Socialist handouts are tools. Like any tool they are only as good as the people using them. While the intentions of socialist medicine, welfare, education and so on seem noble, in reality they are primarily used by self-serving crooked politicians as bribes handed out in exchange for the voting public's servile dependency on a particular political agenda. Generations of voting blocs have been created using socialist handouts in just this fashion. Pragmatic solutions are never seriously pursued because pragmatic, permanent solutions - while alleviating entirely any particular social problem - would undermine the real purpose of the handouts, namely, building a dependent, servile voting bloc.
However, let us imagine socialist handouts for a particular social problem such as medical care applied in the context of a temporary stop-gap measure. While people are subsidized for care, the commitments are temporary and voluntary only to prevent people from dying without proper treatment. Meanwhile, investments are put into education and biomedical technology with specific benchmarks and time frames in mind. Simultaneously, barriers such as crippling 'intellectual property rights' and monopolizing business practices are eliminated to allow real competition to flourish.
By increasing the supply of trained practitioners and biomedical engineers through improved education, and advancing biomedical technology past current levels of precarious scarcity the price for medical care will drop accordingly. With monopolies eliminated, real progress can be effected. If a particular company has a viable, affordable treatment for cancer, no established monopoly will be able to lobby Washington to regulate it out of business to protect their particular racket. Similar solutions could also easily be applied to the inadequate, antiquated, parasitic oil and car industries as well.
We should look around society today and take stock in industries and commodities we take for granted. We do not kill one another over the last chicken leg or leaf of lettuce nor do many people go without basic food. This is not because we have mastered subsidizing socialist handouts to feed our populations, rather we have developed agricultural technology that allows us to create an affordable market nearly anyone can benefit from under normal circumstances.

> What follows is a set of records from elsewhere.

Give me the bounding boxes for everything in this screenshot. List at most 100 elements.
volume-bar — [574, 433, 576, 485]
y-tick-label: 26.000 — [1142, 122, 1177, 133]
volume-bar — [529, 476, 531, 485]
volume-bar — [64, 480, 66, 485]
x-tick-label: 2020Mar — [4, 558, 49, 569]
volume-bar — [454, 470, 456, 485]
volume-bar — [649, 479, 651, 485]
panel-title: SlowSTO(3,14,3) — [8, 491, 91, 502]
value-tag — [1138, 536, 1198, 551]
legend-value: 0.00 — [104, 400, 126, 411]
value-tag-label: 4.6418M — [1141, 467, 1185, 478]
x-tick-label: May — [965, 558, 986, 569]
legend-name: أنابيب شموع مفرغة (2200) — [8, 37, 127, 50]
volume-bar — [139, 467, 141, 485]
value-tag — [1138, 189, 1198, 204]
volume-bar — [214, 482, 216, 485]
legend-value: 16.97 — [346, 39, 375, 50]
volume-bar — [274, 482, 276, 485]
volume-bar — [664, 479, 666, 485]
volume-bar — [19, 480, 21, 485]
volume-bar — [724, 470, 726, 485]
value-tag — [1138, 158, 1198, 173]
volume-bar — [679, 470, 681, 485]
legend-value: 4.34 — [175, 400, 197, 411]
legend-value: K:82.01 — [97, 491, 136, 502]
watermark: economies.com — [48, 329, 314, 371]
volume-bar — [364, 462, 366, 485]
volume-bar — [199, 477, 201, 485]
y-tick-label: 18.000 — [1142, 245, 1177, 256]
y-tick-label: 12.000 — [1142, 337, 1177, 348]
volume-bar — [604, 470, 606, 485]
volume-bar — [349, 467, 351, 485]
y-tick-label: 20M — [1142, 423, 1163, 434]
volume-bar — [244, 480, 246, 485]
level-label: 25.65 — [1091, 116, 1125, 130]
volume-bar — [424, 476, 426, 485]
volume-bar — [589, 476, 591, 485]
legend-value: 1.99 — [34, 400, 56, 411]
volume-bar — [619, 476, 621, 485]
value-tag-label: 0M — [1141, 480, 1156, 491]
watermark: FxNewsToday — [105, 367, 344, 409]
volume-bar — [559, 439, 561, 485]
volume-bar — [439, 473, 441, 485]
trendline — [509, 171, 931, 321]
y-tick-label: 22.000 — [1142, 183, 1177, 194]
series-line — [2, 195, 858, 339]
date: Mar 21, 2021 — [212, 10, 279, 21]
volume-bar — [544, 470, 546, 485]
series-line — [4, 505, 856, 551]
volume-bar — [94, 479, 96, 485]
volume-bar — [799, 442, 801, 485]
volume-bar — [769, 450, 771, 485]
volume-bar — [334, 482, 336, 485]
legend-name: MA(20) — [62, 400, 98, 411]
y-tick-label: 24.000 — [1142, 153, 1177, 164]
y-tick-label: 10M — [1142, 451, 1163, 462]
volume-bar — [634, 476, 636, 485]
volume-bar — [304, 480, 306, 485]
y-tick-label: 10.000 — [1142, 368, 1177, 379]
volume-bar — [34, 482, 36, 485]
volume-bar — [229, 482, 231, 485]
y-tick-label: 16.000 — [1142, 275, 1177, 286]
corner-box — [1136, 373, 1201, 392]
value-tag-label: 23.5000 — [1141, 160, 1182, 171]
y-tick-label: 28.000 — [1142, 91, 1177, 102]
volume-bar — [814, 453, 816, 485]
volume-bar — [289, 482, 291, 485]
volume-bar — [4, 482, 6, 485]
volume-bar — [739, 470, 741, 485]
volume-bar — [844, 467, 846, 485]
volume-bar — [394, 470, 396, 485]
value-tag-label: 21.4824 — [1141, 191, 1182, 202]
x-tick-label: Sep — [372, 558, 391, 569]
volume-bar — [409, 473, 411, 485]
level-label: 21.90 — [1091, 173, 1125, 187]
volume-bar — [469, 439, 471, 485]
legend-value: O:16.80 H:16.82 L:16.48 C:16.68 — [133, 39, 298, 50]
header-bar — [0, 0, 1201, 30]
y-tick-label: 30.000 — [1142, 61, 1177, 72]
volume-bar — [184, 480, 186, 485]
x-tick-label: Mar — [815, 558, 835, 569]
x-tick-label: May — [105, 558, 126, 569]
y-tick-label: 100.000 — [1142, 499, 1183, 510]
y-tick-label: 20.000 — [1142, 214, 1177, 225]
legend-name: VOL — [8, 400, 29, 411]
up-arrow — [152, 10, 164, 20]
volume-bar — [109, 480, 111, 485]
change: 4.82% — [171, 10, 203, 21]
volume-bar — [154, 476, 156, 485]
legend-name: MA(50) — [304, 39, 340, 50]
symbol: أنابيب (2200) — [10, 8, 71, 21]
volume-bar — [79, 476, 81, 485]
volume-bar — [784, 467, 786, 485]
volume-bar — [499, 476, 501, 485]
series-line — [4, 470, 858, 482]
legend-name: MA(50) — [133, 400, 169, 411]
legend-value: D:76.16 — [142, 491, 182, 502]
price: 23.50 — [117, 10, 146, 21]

Likewise, medical technology and other essential industries can and must be advanced to where the market price is affordable to all. This will not happen with socialist handouts or monopolizing regulations in place. It will happen with improved education and healthy competition within the markets, where the only protection given is the rights of entrepreneurs big and small to pursue their trade without being hindered by monopolistic practices. In the meantime, it is sensible to transition away from total, permanent (and pandering) socialist solutions and move toward temporary stop-gaps until this is achieved.